Florida will gain employment and revenue just by recapturing cargo that now moves through Savannah and other ports outside the state. Some 90% of what Florida’s 19 million residents and 86 million tourists consume comes by ocean. Of that, 45% comes through ports outside the state. “If we just recapture Florida, you’re talking about billions coming to the state. In Miami, we want to go beyond that,” PortMiami Director Bill Johnson says.

 

» Takeaway No. 7
North-South vs. East-West.

In the long run, growth in Brazil, the Caribbean and Latin America will mean more than Asian trade through the canal. Miami, which handles more traffic from Asia than any other Florida port, still gets 54% of its trade from Latin America and the Caribbean compared to 18% from China. Florida’s location is unique in the U.S. because of its position for east-west and north-south trade. “One of the things people are overlooking is the position of Florida ports in the north-south trade,” says Port Canaveral CEO Stan Payne. As the cost structure in China increases and manufacturing shifts to near-shore Central American countries, the north-south routes only grow more important.
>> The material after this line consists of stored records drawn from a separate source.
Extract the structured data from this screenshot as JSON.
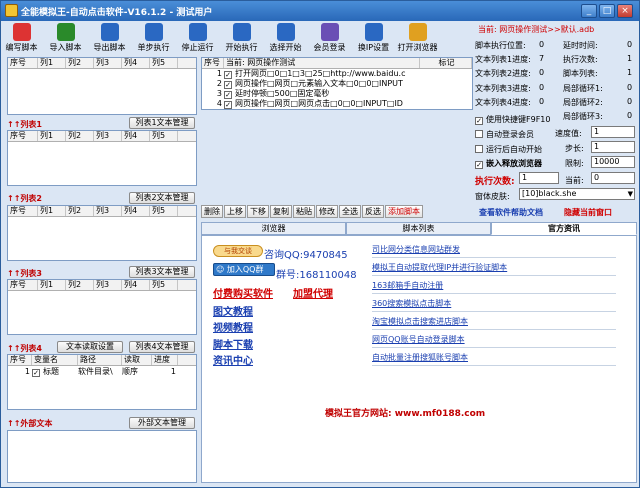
{
  "window": {
    "title": "全能模拟王-自动点击软件-V16.1.2 - 测试用户"
  },
  "colors": {
    "title": "#2968b8",
    "accent_red": "#c00000",
    "link_blue": "#1a3fb0"
  },
  "toolbar": [
    {
      "label": "编写脚本",
      "icon": "edit-icon",
      "color": "#d33"
    },
    {
      "label": "导入脚本",
      "icon": "import-arrow-icon",
      "color": "#2a8a2a"
    },
    {
      "label": "导出脚本",
      "icon": "export-arrow-icon",
      "color": "#2a68c2"
    },
    {
      "label": "单步执行",
      "icon": "step-icon",
      "color": "#2a68c2"
    },
    {
      "label": "停止运行",
      "icon": "stop-icon",
      "color": "#2a68c2"
    },
    {
      "label": "开始执行",
      "icon": "play-icon",
      "color": "#2a68c2"
    },
    {
      "label": "选择开始",
      "icon": "fast-forward-icon",
      "color": "#2a68c2"
    },
    {
      "label": "会员登录",
      "icon": "user-icon",
      "color": "#6a4fb5"
    },
    {
      "label": "换IP设置",
      "icon": "network-icon",
      "color": "#2a68c2"
    },
    {
      "label": "打开浏览器",
      "icon": "browser-icon",
      "color": "#e0a020"
    }
  ],
  "current_script": "当前: 网页操作测试>>默认.adb",
  "col_headers": [
    "序号",
    "列1",
    "列2",
    "列3",
    "列4",
    "列5"
  ],
  "sections": {
    "list1": {
      "title": "↑↑列表1",
      "button": "列表1文本管理"
    },
    "list2": {
      "title": "↑↑列表2",
      "button": "列表2文本管理"
    },
    "list3": {
      "title": "↑↑列表3",
      "button": "列表3文本管理"
    },
    "list4": {
      "title": "↑↑列表4",
      "button_read": "文本读取设置",
      "button": "列表4文本管理"
    },
    "ext": {
      "title": "↑↑外部文本",
      "button": "外部文本管理"
    }
  },
  "list4": {
    "headers": [
      "序号",
      "变量名",
      "路径",
      "读取",
      "进度"
    ],
    "row": [
      "1",
      "标题",
      "软件目录\\",
      "顺序",
      "1"
    ]
  },
  "script_grid": {
    "headers": [
      "序号",
      "当前: 网页操作测试",
      "标记"
    ],
    "rows": [
      {
        "n": "1",
        "text": "打开网页□0□1□3□25□http://www.baidu.c"
      },
      {
        "n": "2",
        "text": "网页操作□网页□元素输入文本□0□0□INPUT"
      },
      {
        "n": "3",
        "text": "延时停顿□500□固定毫秒"
      },
      {
        "n": "4",
        "text": "网页操作□网页□网页点击□0□0□INPUT□ID"
      }
    ]
  },
  "stats": {
    "rows": [
      {
        "l1": "脚本执行位置:",
        "v1": "0",
        "l2": "延时时间:",
        "v2": "0"
      },
      {
        "l1": "文本列表1进度:",
        "v1": "7",
        "l2": "执行次数:",
        "v2": "1"
      },
      {
        "l1": "文本列表2进度:",
        "v1": "0",
        "l2": "脚本列表:",
        "v2": "1"
      },
      {
        "l1": "文本列表3进度:",
        "v1": "0",
        "l2": "局部循环1:",
        "v2": "0"
      },
      {
        "l1": "文本列表4进度:",
        "v1": "0",
        "l2": "局部循环2:",
        "v2": "0"
      },
      {
        "l1": "",
        "v1": "",
        "l2": "局部循环3:",
        "v2": "0"
      }
    ]
  },
  "options": {
    "hotkey": "使用快捷键F9F10",
    "auto_login": "自动登录会员",
    "auto_start": "运行后自动开始",
    "embed_browser": "嵌入释放浏览器",
    "speed_label": "速度值:",
    "speed_value": "1",
    "step_label": "步长:",
    "step_value": "1",
    "limit_label": "限制:",
    "limit_value": "10000",
    "exec_label": "执行次数:",
    "exec_value": "1",
    "current_label": "当前:",
    "current_value": "0",
    "skin_label": "窗体皮肤:",
    "skin_value": "[10]black.she"
  },
  "ops": [
    "删除",
    "上移",
    "下移",
    "复制",
    "粘贴",
    "修改",
    "全选",
    "反选",
    "添加脚本"
  ],
  "help_link": "查看软件帮助文档",
  "hide_link": "隐藏当前窗口",
  "tabs": [
    "浏览器",
    "脚本列表",
    "官方资讯"
  ],
  "official": {
    "qq_badge": "与我交谈",
    "qq_group_badge": "加入QQ群",
    "qq_text": "咨询QQ:9470845",
    "group_text": "群号:168110048",
    "buy_link": "付费购买软件",
    "agent_link": "加盟代理",
    "links_left": [
      "图文教程",
      "视频教程",
      "脚本下载",
      "资讯中心"
    ],
    "links_right": [
      "司比网分类信息网站群发",
      "模拟王自动提取代理IP并进行验证脚本",
      "163邮箱手自动注册",
      "360搜索模拟点击脚本",
      "淘宝模拟点击搜索进店脚本",
      "网页QQ账号自动登录脚本",
      "自动批量注册搜狐账号脚本"
    ],
    "site": "模拟王官方网站: www.mf0188.com"
  }
}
“It’s really going to be a market-driven decision by the carriers. In today’s world, it’s all about time to market. It’s a lot of moving pieces. All the moving pieces are trying to optimize what they do. Everybody’s looking to save money.”

— Steve Cernak, CEO, Port Everglades

» Takeaway No. 8
Every port can find a niche.

Ports Council President Wheeler reports that a Colombian group is studying an opportunity to ship through Panhandle ports. JaxPort exports cars to Africa and the Middle East. Palm Beach makes a nice living serving the Caribbean. At Canaveral, where cruise business keeps growing, CEO Stan Payne sees potential gain from smaller cargo shipping lines and goods moved from larger canal-transiting ships to smaller ships at a transshipment hub such as Freeport. “We’ve always been a niche player, but the niche is a good one,” Payne says.



» Takeaway No. 9

A rising tide lifts all ports.

Increasing global trade has to go somewhere, and it’s tough to build a new port in the United States. “Somebody leaving for one port, it creates an opportunity for someone else to move in. There are only so many linear feet of deep water available,” says Port Everglades CEO Steve Cernak.